Monday, June 11, 2007

Appeals Court Denies Rehearing Of South Coast Ozone Case

Jun 8: In the U.S. Court of Appeals, D.C. Circuit, Case Nos. 04-1200, 04-1201. The case, South Coast Air Quality Mgmt. Dist. v. EPA, involves five petitions for rehearing with regard to the vacatur and remand of a final rule implementing the eight-hour national ambient air quality standard (NAAQS) for ozone under the Clean Air Act (CAA) [See Final Phase 1 Rule To Implement the 8-Hour Ozone NAAQS, 69 Fed. Reg. 23,951 (Apr. 30, 2004) (codified at 40 C.F.R. parts 40, 51, 81) (2004 Rule)]. The petitions were filed by a group of Environmental Petitioners, the Chamber of Greater Baton Rouge et al. (Baton Rouge), National Petrochemical & Refiners Association (NPRA), American Chemistry Council et al. (ACC), and EPA.

According to the Appeals Court, the petitions overlap in part, challenging principally the court’s interpretation of the statutory gap, described in Whitman v. American Trucking Ass’ns, 531 U.S. 457 (2001), that arises from the decision of the Environmental Protection Agency (EPA) to change from a one-hour to an eight-hour measurement system for ozone, and the court’s construction of the CAA’s anti-backsliding provision. See S. Coast Air Quality Mgmt. Dist. v. EPA, 472 F.3d 882 (D.C. Cir. 2006) [
See WIMS 1/02/07].

The Appeals Court said, "None of these challenges has merit and we deny the petitions. However, we grant the joint request of EPA and the Environmental Petitioners to clarify the description of the required conformity determinations and to modify the scope of the vacatur of the 2004 Rule."
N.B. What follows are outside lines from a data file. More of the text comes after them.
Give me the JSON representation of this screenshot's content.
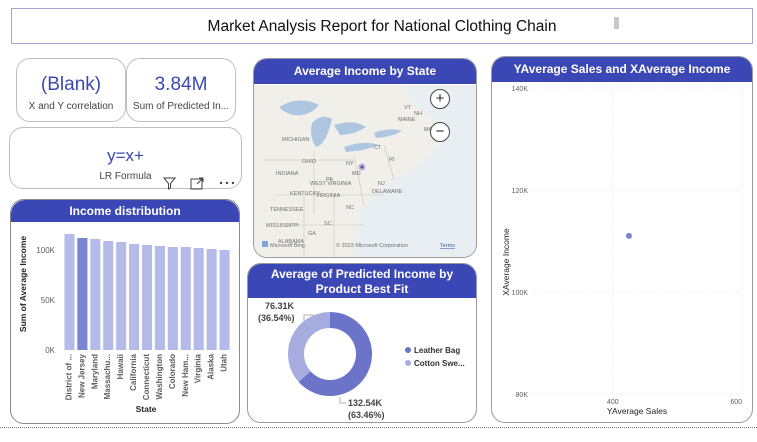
{
  "report_title": "Market Analysis Report for National Clothing Chain",
  "kpis": {
    "correlation": {
      "value": "(Blank)",
      "label": "X and Y correlation"
    },
    "predicted_income": {
      "value": "3.84M",
      "label": "Sum of Predicted In..."
    },
    "formula": {
      "value": "y=x+",
      "label": "LR Formula"
    }
  },
  "toolbar_icons": [
    "filter-icon",
    "focus-mode-icon",
    "more-options-icon"
  ],
  "map": {
    "title": "Average Income by State",
    "zoom_in": "+",
    "zoom_out": "−",
    "labels": [
      "MICHIGAN",
      "MAINE",
      "OHIO",
      "INDIANA",
      "NY",
      "PA",
      "WEST VIRGINIA",
      "NJ",
      "DELAWARE",
      "KENTUCKY",
      "VIRGINIA",
      "TENNESSEE",
      "NC",
      "SC",
      "GA",
      "ALABAMA",
      "MISSISSIPPI",
      "VT",
      "NH",
      "MA",
      "CT",
      "RI",
      "MD"
    ],
    "copyright": "© 2023 Microsoft Corporation",
    "terms": "Terms",
    "brand": "Microsoft Bing"
  },
  "colors": {
    "accent": "#3b47b4",
    "bar": "#b5bbe9",
    "bar_selected": "#7b84d3",
    "donut_dark": "#6b74c9",
    "donut_light": "#a6acdf",
    "kpi": "#3a49b2"
  },
  "charts": {
    "income_distribution": {
      "title": "Income distribution",
      "chart_data": {
        "type": "bar",
        "categories": [
          "District of ...",
          "New Jersey",
          "Maryland",
          "Massachu...",
          "Hawaii",
          "California",
          "Connecticut",
          "Washington",
          "Colorado",
          "New Ham...",
          "Virginia",
          "Alaska",
          "Utah"
        ],
        "values": [
          116,
          112,
          111,
          109,
          108,
          106,
          105,
          104,
          103,
          103,
          102,
          101,
          100
        ],
        "selected_index": 1,
        "xlabel": "State",
        "ylabel": "Sum of Average Income",
        "y_ticks": [
          "0K",
          "50K",
          "100K"
        ],
        "ylim": [
          0,
          120
        ],
        "grid": false
      }
    },
    "predicted_income": {
      "title": "Average of Predicted Income by Product Best Fit",
      "chart_data": {
        "type": "pie",
        "labels": [
          "Leather Bag",
          "Cotton Swe..."
        ],
        "values": [
          132.54,
          76.31
        ],
        "value_labels": [
          "132.54K",
          "76.31K"
        ],
        "percent_labels": [
          "(63.46%)",
          "(36.54%)"
        ],
        "legend_position": "right"
      }
    },
    "scatter": {
      "title": "YAverage Sales and XAverage Income",
      "chart_data": {
        "type": "scatter",
        "points": [
          {
            "x": 425,
            "y": 111
          }
        ],
        "xlabel": "YAverage Sales",
        "ylabel": "XAverage Income",
        "x_ticks": [
          "400",
          "600"
        ],
        "xlim": [
          275,
          600
        ],
        "y_ticks": [
          "80K",
          "100K",
          "120K",
          "140K"
        ],
        "ylim": [
          80,
          140
        ],
        "grid": true
      }
    }
  }
}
Earthjustice represented a group of public health and environmental organizations including the American Lung Association, Environmental Defense, the Natural Resources Defense Council and the Sierra Club; that challenged the EPA rule and then subsequently defended the court's December decision that overturned the rule. In explaining the decision, Earthjustice said, "Today's decision reaffirms that EPA violated the Clean Air Act by relaxing limits on ozone, or smog pollution, from large power plants, factories and other industrial sources. The U.S. Court of Appeals for the District of Columbia denied the EPA and industry petitions for rehearing, and actually clarified in even stronger terms that weakening air protections is illegal under federal law. The court characterized the industry's desired readings of the law as a 'glaring loophole' that nothing suggests Congress intended." The Appeals Court said, "EPA is urged to act promptly in promulgating a revised rule that effectuates the statutory mandate by implementing the eight-hour standard, which was deemed necessary to protect the public health a decade ago."